Tuesday, November 8, 2011
Tapirs on the brink of extinction
THE Malayan tapir (Tapirus indicus) is the largest of the world’s four tapir species. The other three species – lowland, mountain and Baird’s – are found in Central and South America. Once distributed over South-East Asia, the Malayan tapir is now confined to Peninsular Malaysia, Sumatra in Indonesia, Thailand and Myanmar, and continues to decline in numbers in all four countries.
“Only the first two countries have significant populations and habitat remaining. The decline in population is the result of continued habitat loss from illegal logging and the lack of protection of most areas still containing significant populations,” says Dr Alan Shoemaker at a tapir symposium in Kuala Lumpur last month.

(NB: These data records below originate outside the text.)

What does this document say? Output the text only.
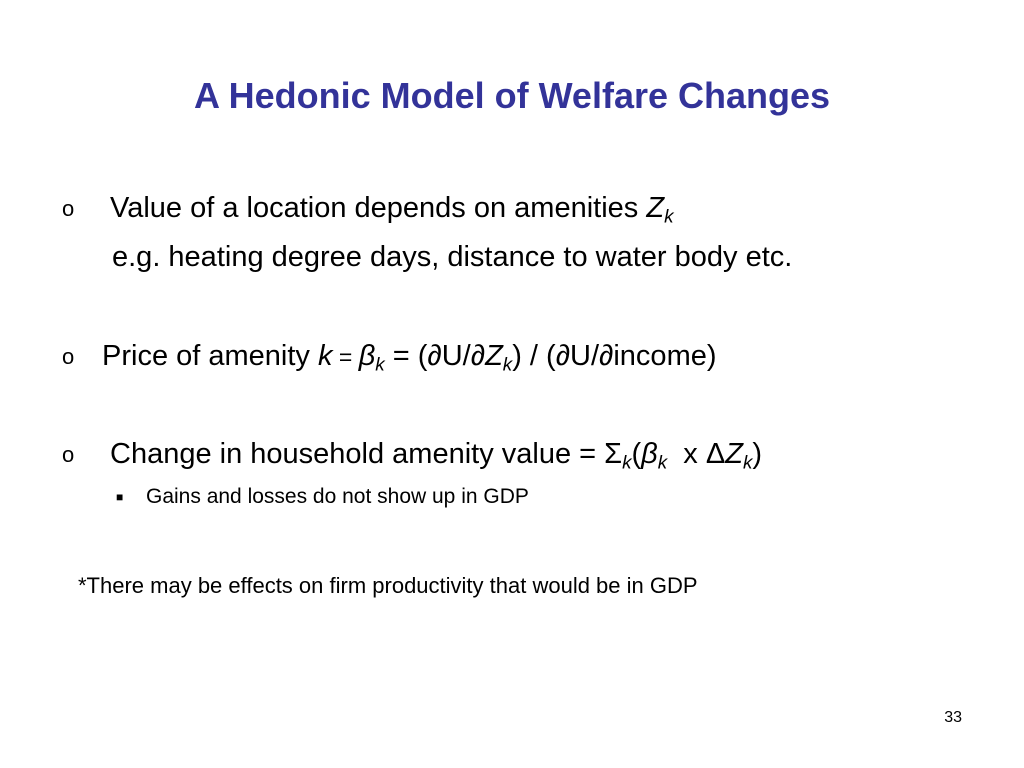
A Hedonic Model of Welfare Changes
o Value of a location depends on amenities $Z_k$
e.g. heating degree days, distance to water body etc.
o Price of amenity $k = \beta_k = (\partial U/\partial Z_k)$ / (∂U/∂income)
o Change in household amenity value = $\Sigma_k(\beta_k$  x $\Delta Z_k$)
■ Gains and losses do not show up in GDP
*There may be effects on firm productivity that would be in GDP
33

A member of the Tapir Specialist Group in the International Union for Conservation of Nature (IUCN), Shoemaker says populations in Myanmar are especially at risk as they are restricted to rainforests in the Tenasserim Range where only 5% of the forest is protected. In Sumatra, he says, over 50% of the remaining habitat is outside tapir domain and hunting is uncontrolled. In Thailand, 40% of the remaining forest is unprotected.
“Only the population in Malaysia appear, although perhaps falsely, to be secure and even that population only appears to be around 1,500 to 2,000. Because individual tapirs are now known to travel greater distances than previously thought, even this “safe” population is probably much lower.”
For all these reasons, the conservation status of the species was elevated from “vulnerable” to “endangered” in the IUCN Red List of Endangered Species in 2008.
According to the IUCN, Malayan tapir numbers have halved in the past three generations (36 years), driven primarily by large-scale conversion of lowland tapir habitat to oil palm plantations and other human-dominated land-use. It says remaining populations are isolated in existing protected areas and forest fragments, which are discontinuous and offer little opportunity for genetic exchange for these forest-dependent species.
Hunting is also cause for concern in the future as already reduced and isolated sub-populations would be at great risk for extirpation. Scientists says local extinction or population declines of tapirs can disrupt some key ecological processes such as seed dispersal and nutrient recycling, and eventually compromise the integrity and biodiversity of the forest ecosystem.
Hopeful news
For the Malaysian tapir population, biologist Dr Carl Traeholt remains optimistic as he considers the situation here to be better than in other range countries, where the species is under great pressure.
“Malaysia has taken efforts to protect the tapir. It has over 40% forest cover and if we can keep it as it is now, we can safeguard the species. The crucial thing is that there is no more significant habitat loss. As long as we control habitat destruction, we are going in the right direction.”
Also critical to tapir conservation is implementation of the national Tiger Action Plan, a document finalised in early 2009 which spells out the actions needed in order to boost tiger numbers.
Conservation strategies in the plan includes securing and expanding tiger refuges, improving forestry management, linking fragmented forests with vegetated corridors, stricter enforcement against poachers and wise land-use to overcome man-tiger clashes.
“If we can implement the tiger protection plan successfully, there will be a spill-over effect ... we can also conserve the tapir,” says Traeholt, who for the past decade, has conducted camera trapping, radio telemetry and captive-breeding research on the species here.
He says there will be a regional meeting next year to draft guidelines on ex-situ conservation of the Malayan tapir, particularly on regional standards on husbandry and care. Captive animals, being housed in different environmental condition from the wild, have been known to develop clinical pathologies related to stress, diet or the enclosure environment. Symptoms often become complex to diagnose. There have been cases of tapirs in European zoos contracting tuberculosis and at one zoo in Argentina, corneal ulcer.
In Myanmar, little is known about the status and distribution of tapirs. Only one protected area in southern Myanmar, the 1,700sqkm Taninthayi Nature Reserve, conserves tropical rainforests and affords protection for tapirs, tigers, Asian elephants and other biodiversity, according to Nay Myo Shwe of the Myanmar Forest Department.
“Hunting, and habitat loss and degradation are major threats to tapirs in and around Taninthayi,” he says at the symposium. Between March and June, surveys were conducted using camera-traps, tracks and signs. Nay says that from interviews with 119 villagers and military staff, it was found that a third had eaten tapir meat in the last 14 years and hunters – some were after elephants – had killed at least 26 tapirs in the past 20 years. The survey also shows that tapirs were accidentally killed in pit fall traps and during commercial logging prior to the reserve being gazetted (from 1989 to 1996).
Nay says the priority for now is to curb poaching and accidental killings of tapirs. In response to the threat, a ranger training programme was established to raise capacity for patrolling and law enforcement.